Oireachtas Joint and Select Committees
Tuesday, 2 November 2021
Joint Oireachtas Committee on Education and Skills
Leaving Certificate Reform: Discussion (Resumed)
I thank the Minister and the other witnesses for their comprehensive presentations. I thank all of the organisations represented here in terms of the great work that is being done in a very transformational way. I would like to put a number of direct questions.
On the FET strategy, the retrofitting skills programme started with Waterford and Wexford Education and Training Board. I welcome that it continues to be rolled out. Is Mr. Brownlee confident, in terms of the construction apprenticeship needs we have as a country, that we will be able to meet them? The Minister mentioned a figure of 27,500. Is Mr. Brownlee confident we can do that? One of the problems historically has been barriers of transition between FET and higher education. Are there existing barriers about which Mr. Brownlee continues to have concerns with regard to those who wish to transition between further and higher education and vice versa?

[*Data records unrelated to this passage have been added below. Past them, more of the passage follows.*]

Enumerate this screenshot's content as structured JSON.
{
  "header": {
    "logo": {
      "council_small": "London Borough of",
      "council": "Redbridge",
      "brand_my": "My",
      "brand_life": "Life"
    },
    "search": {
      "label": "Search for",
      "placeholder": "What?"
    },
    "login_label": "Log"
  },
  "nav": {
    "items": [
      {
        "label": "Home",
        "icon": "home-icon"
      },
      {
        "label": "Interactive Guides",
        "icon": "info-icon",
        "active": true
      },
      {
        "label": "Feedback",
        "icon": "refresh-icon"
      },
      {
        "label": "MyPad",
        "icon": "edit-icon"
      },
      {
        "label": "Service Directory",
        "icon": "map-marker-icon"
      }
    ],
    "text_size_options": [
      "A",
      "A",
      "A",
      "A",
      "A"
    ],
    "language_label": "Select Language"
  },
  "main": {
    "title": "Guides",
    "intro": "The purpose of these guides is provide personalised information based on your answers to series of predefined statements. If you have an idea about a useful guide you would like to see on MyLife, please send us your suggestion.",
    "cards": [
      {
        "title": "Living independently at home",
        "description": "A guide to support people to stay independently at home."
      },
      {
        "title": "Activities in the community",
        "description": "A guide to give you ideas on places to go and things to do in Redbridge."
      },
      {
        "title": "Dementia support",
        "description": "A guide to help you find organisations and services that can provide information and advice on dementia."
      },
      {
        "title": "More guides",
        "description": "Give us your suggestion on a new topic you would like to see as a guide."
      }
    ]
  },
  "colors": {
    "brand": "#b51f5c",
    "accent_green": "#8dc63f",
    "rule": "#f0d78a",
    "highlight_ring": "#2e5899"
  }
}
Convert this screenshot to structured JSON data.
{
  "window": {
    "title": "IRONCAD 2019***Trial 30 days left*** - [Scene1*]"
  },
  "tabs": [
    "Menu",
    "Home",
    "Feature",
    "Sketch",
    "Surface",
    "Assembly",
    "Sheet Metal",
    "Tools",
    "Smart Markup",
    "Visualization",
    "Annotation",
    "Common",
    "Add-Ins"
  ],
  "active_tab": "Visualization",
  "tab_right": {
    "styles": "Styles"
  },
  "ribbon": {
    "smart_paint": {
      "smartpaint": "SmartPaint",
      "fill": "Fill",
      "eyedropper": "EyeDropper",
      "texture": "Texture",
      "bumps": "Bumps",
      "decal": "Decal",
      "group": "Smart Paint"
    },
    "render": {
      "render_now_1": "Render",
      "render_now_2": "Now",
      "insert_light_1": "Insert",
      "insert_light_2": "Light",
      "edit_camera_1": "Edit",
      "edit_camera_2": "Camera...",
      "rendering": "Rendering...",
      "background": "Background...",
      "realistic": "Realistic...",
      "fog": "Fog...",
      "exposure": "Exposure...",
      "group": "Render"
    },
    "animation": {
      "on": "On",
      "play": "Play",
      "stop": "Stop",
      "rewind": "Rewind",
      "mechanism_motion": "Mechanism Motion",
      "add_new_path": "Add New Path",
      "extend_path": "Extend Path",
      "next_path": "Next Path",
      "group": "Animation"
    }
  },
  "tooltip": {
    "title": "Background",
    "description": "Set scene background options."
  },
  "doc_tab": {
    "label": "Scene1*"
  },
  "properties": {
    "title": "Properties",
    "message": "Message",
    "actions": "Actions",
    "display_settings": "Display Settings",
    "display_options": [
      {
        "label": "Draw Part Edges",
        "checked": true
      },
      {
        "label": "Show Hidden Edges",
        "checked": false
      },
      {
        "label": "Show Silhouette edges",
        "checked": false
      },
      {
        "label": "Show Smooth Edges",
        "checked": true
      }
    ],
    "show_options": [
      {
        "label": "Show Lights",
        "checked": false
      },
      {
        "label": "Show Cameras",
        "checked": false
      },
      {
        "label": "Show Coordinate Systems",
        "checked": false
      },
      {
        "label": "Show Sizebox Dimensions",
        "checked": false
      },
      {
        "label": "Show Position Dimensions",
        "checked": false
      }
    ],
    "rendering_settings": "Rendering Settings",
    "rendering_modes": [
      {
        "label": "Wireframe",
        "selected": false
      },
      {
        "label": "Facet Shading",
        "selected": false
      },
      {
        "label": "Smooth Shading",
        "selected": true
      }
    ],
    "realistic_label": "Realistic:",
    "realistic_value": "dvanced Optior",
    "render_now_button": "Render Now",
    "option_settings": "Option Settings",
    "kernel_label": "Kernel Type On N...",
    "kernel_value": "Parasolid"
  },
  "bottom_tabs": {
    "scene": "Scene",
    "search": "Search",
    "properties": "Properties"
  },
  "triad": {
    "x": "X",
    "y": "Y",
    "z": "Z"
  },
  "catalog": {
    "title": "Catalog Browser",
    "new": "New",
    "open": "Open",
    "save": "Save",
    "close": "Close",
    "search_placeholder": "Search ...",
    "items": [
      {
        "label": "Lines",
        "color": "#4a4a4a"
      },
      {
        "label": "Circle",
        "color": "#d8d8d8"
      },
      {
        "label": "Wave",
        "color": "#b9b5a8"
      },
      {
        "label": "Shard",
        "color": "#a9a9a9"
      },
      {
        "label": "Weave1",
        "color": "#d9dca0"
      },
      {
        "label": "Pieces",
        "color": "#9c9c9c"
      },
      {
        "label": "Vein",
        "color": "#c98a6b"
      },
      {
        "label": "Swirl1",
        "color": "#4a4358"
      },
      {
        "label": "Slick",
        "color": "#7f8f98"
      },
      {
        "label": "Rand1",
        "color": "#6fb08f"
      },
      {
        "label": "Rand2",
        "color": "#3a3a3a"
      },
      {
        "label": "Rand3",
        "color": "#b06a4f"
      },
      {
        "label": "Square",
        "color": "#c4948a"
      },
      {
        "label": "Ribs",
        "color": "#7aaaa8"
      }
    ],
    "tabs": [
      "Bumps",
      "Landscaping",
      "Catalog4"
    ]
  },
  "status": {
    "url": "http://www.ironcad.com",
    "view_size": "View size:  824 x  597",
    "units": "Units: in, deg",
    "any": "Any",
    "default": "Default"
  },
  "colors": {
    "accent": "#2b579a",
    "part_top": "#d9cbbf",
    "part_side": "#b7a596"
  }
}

My next question is for Mr. Conlon. He will be aware of the work done by the Commission on the Points System, the HEA and the NCCA on the transitions issue. One of the big concerns was around the increasing specialisation of higher education courses, that these were multiplying and we were getting programmes such as engineering with French and computing. One of the recommendations was that higher education institutions would reduce that diversification. That has not happened to the extent that we would like to see it happen. It is welcome that under the CAO, students will get a whole range of options in terms of apprenticeships. What moves are being made in terms of reducing those overall numbers because it is the backwash from third level that is impacting on the CAO programme, particularly in the area of the high points courses?
We will be constantly building skills over the next period. Dr. O'Connor might comment on the work QQI is doing in the area of micro-credentials. That is important.
My final question is for the Minister. Access is improving enormously but for high points courses, the socioeconomic profile, particularly those in medicine and law, is not improving. There is evidence it is disimproving. What can be done in that area? Students who are doing their leaving certificate now will be retiring in the 2070s. What skills will we need out to that period? Like others, I have spoken to students about what they would like to hear and see. They have talked about tax, philosophy, greater knowledge of technology, design, and public speaking. In my own case, I would have liked a greater knowledge of home economics. Anybody who has experienced my cooking would probably agree. In terms of his own experience in life, what skills would the Minister have liked to have undertaken at second level that he believes would stand to him now?